Ist die Weinbranche kreativer als früher und gibt es Wein-Aromen, die Sie noch überraschen?
Chandra Kurt: Und wie! Gerade habe ich diverse alkoholfreie Weine verkostet, deren Aromen für mich komplett fremd sind und eine Einordnung gar nicht so einfach ist. Gleiches gilt für die Naturweine.
Wie wird sich die traditionelle Weinkultur Ihrer Meinung nach in Zukunft verändern?
Chandra Kurt: Es wird immer eine traditionelle Weinkultur geben, aber neben ihr entstehen neue Interpretationen – nicht zuletzt auch durch die globale Erwärmung motiviert.
Was ist das nächste grosse Ziel, das Sie in Ihrer Karriere als Weinexpertin erreichen möchten?
Chandra Kurt: Ich würde gerne ein Koch-Weinbuch schreiben und erklären, was ich selber koche und welche Weine dazu passen.
Wein-Tipp
Welche sind Ihre absoluten Lieblingsweine und was machen diese aus?
Chandra Kurt: Bollicine am liebsten Zero dosage, Chasselas non filtré, old fashioned Bordeaux und traditionelle Brunello Weine. Ich liebe die Eleganz im Wein und den unkomplizierten Genuss – auch bei komplexen Weinen.
Und welche Weine passen besonders zu der traditionellen Schweizer Herbstküche?
Chandra Kurt: Wir haben eine reiche und vielfältige Weinkultur, die perfekt zur Herbstküche passt. Sobald es draussen etwas kühler und dunkler wird, mundet es uns nach etwas fülligeren und erdigeren Weinen. Das kann ein Cornalin oder Diolinoir aus dem Wallis sein oder ein kräftiger Merlot aus dem Tessin. Sehr schön auch ein in der Barrique ausgebauter Blauburgunder aus der Bündner Herrschaft.
Was sollte man bezüglich Jahrgang, Terroir, Lagerung für einen guten Wein
beachten?
Chandra Kurt: Ich würde vor allem Rotweine aus klassischen Regionen wie Bordeaux, Burgund, Rioja, Napa Valley oder dem Piemont lagern.
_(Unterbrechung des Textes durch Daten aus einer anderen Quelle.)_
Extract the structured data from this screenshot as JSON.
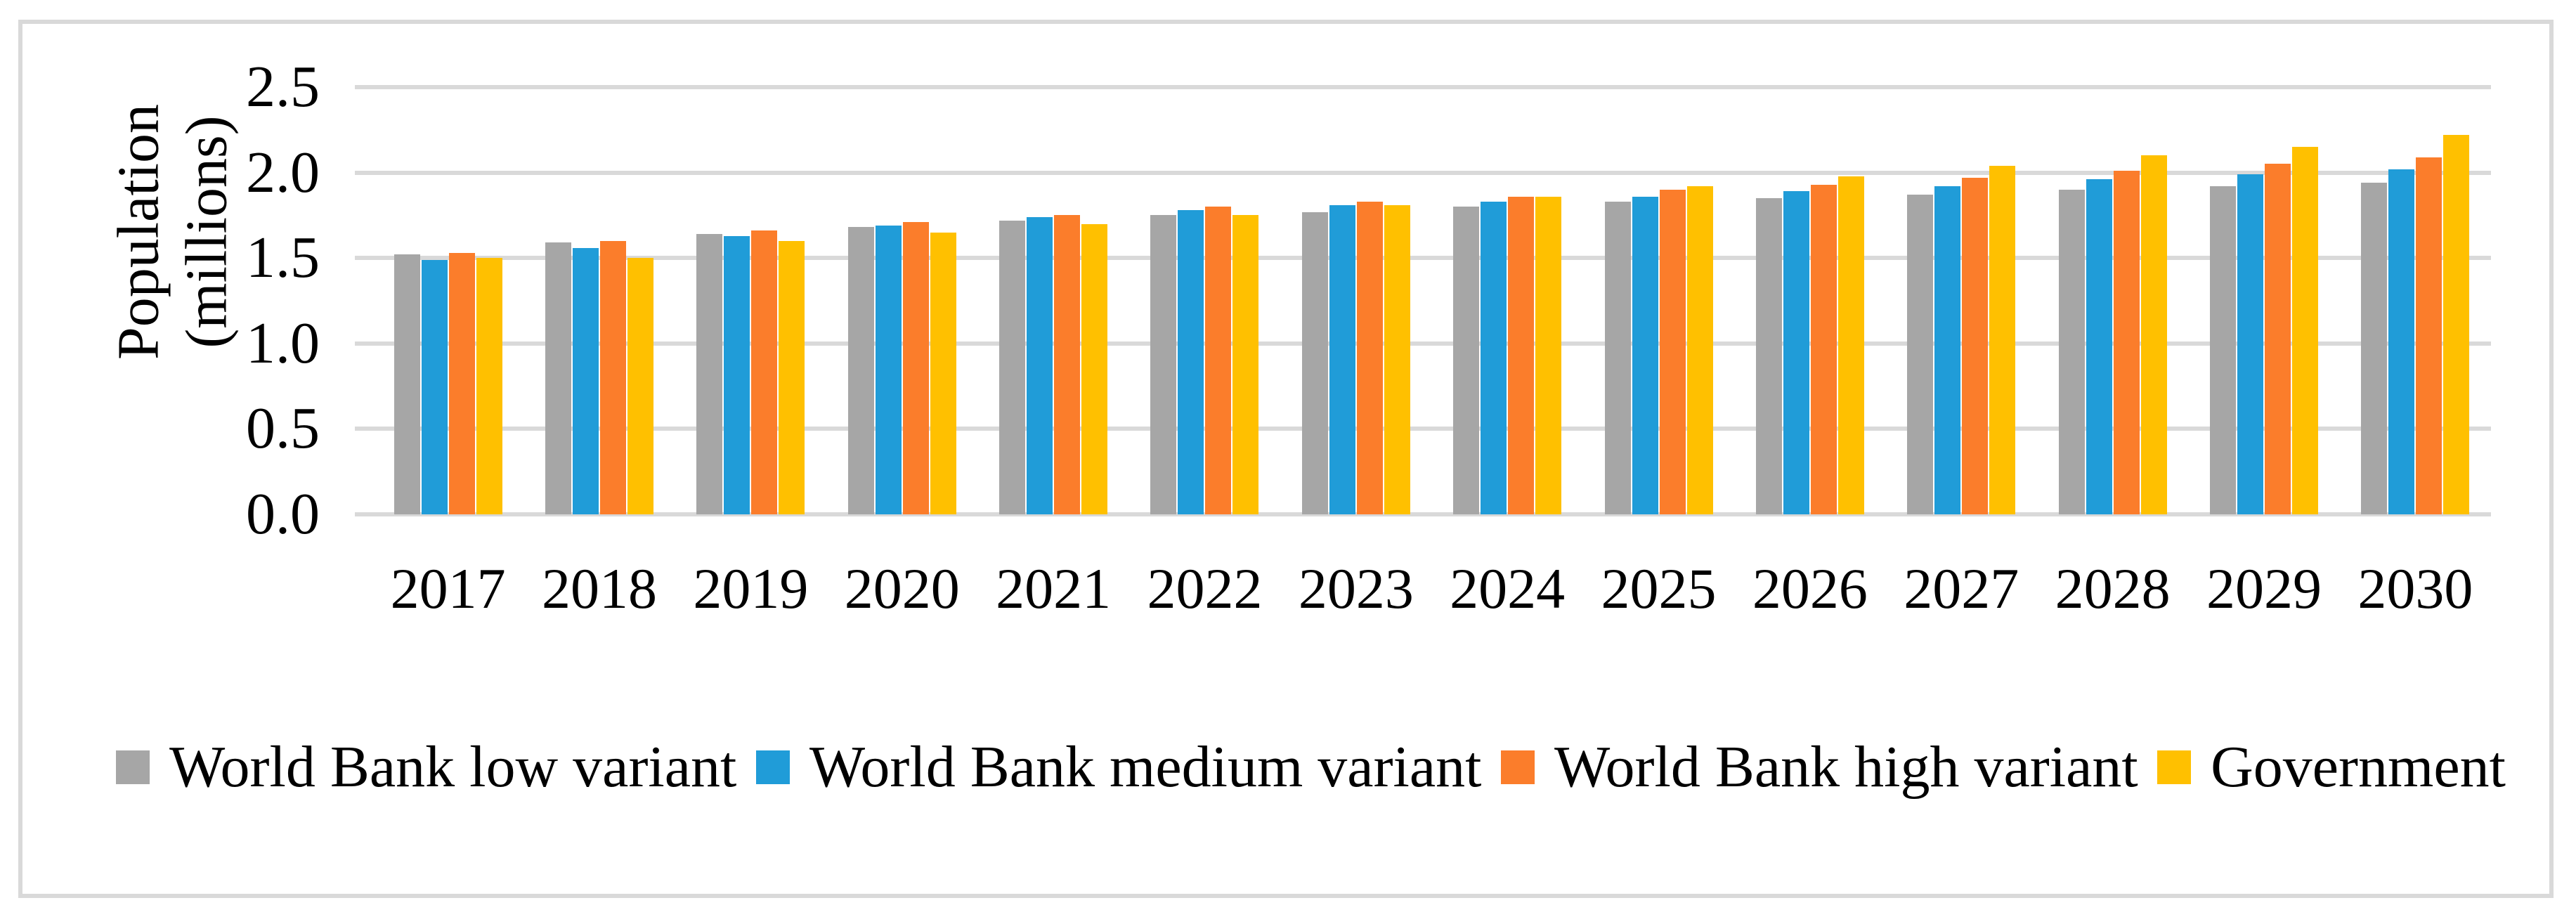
{
  "chart_data": {
    "type": "bar",
    "title": "",
    "xlabel": "",
    "ylabel": "Population (millions)",
    "ylabel_lines": [
      "Population",
      "(millions)"
    ],
    "categories": [
      "2017",
      "2018",
      "2019",
      "2020",
      "2021",
      "2022",
      "2023",
      "2024",
      "2025",
      "2026",
      "2027",
      "2028",
      "2029",
      "2030"
    ],
    "series": [
      {
        "name": "World Bank low variant",
        "color": "#A6A6A6",
        "values": [
          1.52,
          1.59,
          1.64,
          1.68,
          1.72,
          1.75,
          1.77,
          1.8,
          1.83,
          1.85,
          1.87,
          1.9,
          1.92,
          1.94
        ]
      },
      {
        "name": "World Bank medium variant",
        "color": "#209CD8",
        "values": [
          1.49,
          1.56,
          1.63,
          1.69,
          1.74,
          1.78,
          1.81,
          1.83,
          1.86,
          1.89,
          1.92,
          1.96,
          1.99,
          2.02
        ]
      },
      {
        "name": "World Bank high variant",
        "color": "#FB7D2B",
        "values": [
          1.53,
          1.6,
          1.66,
          1.71,
          1.75,
          1.8,
          1.83,
          1.86,
          1.9,
          1.93,
          1.97,
          2.01,
          2.05,
          2.09
        ]
      },
      {
        "name": "Government",
        "color": "#FFC000",
        "values": [
          1.5,
          1.5,
          1.6,
          1.65,
          1.7,
          1.75,
          1.81,
          1.86,
          1.92,
          1.98,
          2.04,
          2.1,
          2.15,
          2.22
        ]
      }
    ],
    "ylim": [
      0,
      2.5
    ],
    "yticks": [
      0.0,
      0.5,
      1.0,
      1.5,
      2.0,
      2.5
    ],
    "ytick_labels": [
      "0.0",
      "0.5",
      "1.0",
      "1.5",
      "2.0",
      "2.5"
    ],
    "grid": true,
    "legend_position": "bottom"
  },
  "colors": {
    "gridline": "#D9D9D9",
    "figure_border": "#D9D9D9",
    "text": "#000000",
    "background": "#FFFFFF"
  }
}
Bei der Lagerung ist es wichtig, dass sie in einem dunklen, kühlen Ort lagern, der auch genügend Feuchtigkeit hat.
Welcher ist Ihr persönlicher Lieblingswein (aus dem SPAR) in der Herbstsaison?
Chandra Kurt: Champagne Lacourte-Godbillon, Brut, 1er Cru, Terroirs d’Ecueil.